STILLWATER — Life on the recruiting trail for a college football coach can be a lonely one.
And yet, Joe DeForest and Dana Holgorsen just kept on bumping into each other.
The pair first met more than 10 years ago while recruiting the Houston area, often going after the same prospects. DeForest had recently become an Oklahoma State assistant, while Holgorsen was an assistant at Texas Tech.
Because they saw each other almost every day, they started eating meals together. Staying in the same hotels. Company is company.
A mutual respect evolved into a friendship.

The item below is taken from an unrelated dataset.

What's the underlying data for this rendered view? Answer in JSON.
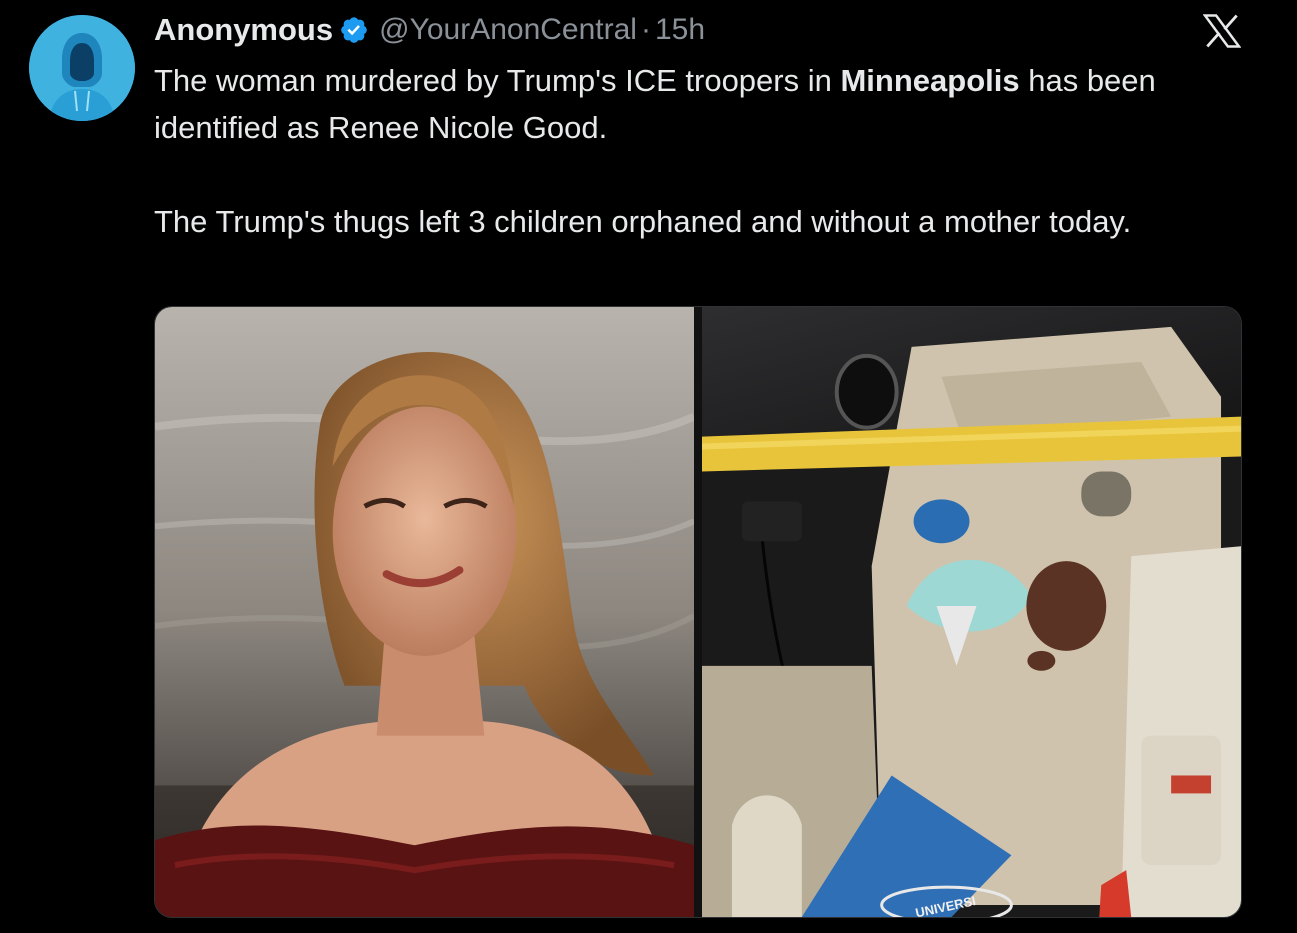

DeForest's primary reason for leaving OSU after 11 seasons to become either the defensive coordinator or a co-defensive coordinator at West Virginia is to advance his career because of his desire to someday become a head coach. But the move will also reunite DeForest with Holgorsen —his former mate on the road, who became his colleague in Stillwater for one season, and before Holgorsen took the head-coaching position at WVU.
“In coaching, there's a lot that has to do with friendship,” DeForest said. “But he also has to be able to respect what that person does in order to hire him. I respected what (Holgorsen) did, that's why we hired him here.”

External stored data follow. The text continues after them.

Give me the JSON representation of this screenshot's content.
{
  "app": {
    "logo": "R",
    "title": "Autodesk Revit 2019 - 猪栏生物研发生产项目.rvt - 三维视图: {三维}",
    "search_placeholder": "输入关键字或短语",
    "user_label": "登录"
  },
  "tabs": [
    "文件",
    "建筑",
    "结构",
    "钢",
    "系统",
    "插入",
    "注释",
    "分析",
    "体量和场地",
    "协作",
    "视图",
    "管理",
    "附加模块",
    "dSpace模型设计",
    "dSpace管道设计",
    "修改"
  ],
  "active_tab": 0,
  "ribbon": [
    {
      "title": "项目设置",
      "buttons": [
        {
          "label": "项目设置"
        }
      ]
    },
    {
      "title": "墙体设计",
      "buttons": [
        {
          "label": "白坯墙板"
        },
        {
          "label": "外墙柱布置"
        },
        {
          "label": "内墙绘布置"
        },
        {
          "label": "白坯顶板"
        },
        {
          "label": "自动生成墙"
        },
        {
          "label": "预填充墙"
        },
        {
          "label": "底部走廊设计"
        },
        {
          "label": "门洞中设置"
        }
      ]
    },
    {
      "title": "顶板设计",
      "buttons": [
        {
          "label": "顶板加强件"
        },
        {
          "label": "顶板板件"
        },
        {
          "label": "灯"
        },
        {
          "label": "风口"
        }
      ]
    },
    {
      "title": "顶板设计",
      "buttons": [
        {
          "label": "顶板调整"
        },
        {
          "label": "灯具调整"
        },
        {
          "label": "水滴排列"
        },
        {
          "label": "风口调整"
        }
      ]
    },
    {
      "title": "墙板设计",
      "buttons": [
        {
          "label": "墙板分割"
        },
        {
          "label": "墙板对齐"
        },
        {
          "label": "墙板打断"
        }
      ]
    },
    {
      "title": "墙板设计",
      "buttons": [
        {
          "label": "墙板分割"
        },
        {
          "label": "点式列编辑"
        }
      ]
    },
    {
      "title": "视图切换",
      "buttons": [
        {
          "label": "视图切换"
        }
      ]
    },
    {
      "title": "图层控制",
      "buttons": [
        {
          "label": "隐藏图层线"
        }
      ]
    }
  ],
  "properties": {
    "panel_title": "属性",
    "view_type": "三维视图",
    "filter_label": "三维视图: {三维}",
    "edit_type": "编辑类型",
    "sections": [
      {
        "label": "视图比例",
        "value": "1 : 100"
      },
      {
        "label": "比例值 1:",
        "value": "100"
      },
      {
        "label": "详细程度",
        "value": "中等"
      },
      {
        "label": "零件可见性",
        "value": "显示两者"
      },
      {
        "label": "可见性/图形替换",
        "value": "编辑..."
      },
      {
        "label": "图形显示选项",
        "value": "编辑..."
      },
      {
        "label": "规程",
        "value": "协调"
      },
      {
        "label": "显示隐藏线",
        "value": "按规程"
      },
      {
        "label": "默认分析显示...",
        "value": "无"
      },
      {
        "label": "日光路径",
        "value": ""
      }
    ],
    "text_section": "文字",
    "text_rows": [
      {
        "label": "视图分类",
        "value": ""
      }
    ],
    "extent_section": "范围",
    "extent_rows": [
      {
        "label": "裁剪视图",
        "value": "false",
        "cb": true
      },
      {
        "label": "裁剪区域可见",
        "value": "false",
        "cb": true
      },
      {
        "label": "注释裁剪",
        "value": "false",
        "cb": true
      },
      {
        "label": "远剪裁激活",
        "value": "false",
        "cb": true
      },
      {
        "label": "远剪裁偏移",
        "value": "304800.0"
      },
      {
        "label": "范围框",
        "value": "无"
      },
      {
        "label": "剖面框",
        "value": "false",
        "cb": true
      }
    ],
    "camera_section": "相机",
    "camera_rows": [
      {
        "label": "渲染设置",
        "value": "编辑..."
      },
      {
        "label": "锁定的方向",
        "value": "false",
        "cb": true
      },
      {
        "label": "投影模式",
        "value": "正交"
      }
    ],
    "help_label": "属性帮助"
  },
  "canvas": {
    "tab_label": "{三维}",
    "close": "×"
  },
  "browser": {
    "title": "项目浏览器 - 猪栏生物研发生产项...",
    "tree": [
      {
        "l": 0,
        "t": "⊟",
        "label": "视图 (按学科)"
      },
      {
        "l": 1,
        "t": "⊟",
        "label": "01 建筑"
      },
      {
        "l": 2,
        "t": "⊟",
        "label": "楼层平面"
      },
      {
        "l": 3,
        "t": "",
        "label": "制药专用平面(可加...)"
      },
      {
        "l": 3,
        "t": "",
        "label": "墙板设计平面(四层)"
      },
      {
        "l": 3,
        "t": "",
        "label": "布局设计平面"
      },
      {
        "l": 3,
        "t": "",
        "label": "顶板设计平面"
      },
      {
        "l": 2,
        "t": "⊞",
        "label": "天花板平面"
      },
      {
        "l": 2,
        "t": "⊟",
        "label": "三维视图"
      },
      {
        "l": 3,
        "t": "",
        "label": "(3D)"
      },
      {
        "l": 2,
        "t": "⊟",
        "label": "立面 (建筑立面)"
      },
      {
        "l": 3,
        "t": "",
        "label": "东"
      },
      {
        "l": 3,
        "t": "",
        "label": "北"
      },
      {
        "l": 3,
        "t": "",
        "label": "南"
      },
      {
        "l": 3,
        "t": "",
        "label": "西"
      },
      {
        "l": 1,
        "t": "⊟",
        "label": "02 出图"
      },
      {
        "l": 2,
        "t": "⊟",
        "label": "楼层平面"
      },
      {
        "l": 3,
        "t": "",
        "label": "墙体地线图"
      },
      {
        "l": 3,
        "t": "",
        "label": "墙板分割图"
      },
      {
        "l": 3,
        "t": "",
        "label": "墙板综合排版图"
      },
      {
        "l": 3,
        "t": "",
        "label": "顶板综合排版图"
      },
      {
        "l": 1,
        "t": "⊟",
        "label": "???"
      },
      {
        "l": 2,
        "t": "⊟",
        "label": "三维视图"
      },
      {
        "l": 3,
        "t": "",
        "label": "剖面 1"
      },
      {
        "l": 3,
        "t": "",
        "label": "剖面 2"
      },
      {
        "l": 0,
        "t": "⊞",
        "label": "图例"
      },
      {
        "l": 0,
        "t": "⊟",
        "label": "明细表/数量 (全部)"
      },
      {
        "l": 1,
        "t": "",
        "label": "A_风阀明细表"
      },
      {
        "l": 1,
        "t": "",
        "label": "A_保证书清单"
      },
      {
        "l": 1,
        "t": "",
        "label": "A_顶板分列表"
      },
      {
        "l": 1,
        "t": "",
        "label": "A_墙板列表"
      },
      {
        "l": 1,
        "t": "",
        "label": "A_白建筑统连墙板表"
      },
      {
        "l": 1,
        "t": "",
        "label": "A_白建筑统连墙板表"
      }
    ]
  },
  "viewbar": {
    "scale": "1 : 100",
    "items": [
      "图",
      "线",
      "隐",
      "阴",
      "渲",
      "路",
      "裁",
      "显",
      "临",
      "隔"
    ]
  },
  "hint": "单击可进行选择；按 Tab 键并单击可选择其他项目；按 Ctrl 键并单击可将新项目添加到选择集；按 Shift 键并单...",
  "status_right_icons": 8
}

“Here” meaning OSU. When head coach Mike Gundy began looking for an offensive coordinator after the 2009 season, DeForest recommended Holgorsen, who at the time held that position at Houston.
Holgorsen got the job and installed his throw-first, spread offense designed to fit Brandon Weeden's strong arm and array of weapons. The Cowboys flourished in 2010, ranking third in the nation in scoring offense (44.2 points per game) and total offense (520.2 yards per game) and second in passing offense (345.8 yards per game).
Meanwhile, DeForest's special teams produced the Lou Groza Award winner in kicker Dan Bailey and the All-Big 12 first-team punter in Quinn Sharp.
Yet Holgorsen's OSU debut immediately earned him a head-coaching gig, and DeForest and Holgorsen experienced separate success in 2011.
Holgorsen led WVU to the Big East title and a dominating 70-33 victory over Clemson in the Orange Bowl in his first season as head coach.
DeForest helped OSU to its first outright conference title before his pupil, Quinn Sharp, drilled the game-winning field goal in a wild Fiesta Bowl.
Two years after DeForest helped Holgorsen land a job, Holgorsen is now returning the favor with a chance for DeForest to call plays on defense for the first time in his career.
Their friendship is not the sole reason DeForest is leaving OSU. Yet the mutual respect — combined with the opportunity — certainly played a role.
“I'm not going to West Virginia because of our friendship,” DeForest said. “I'm going to West Virginia to further my career and because I think we have a chance to be successful.
“I think (Holgorsen is) a tremendous young mind, and I'm excited about being a part of the program.”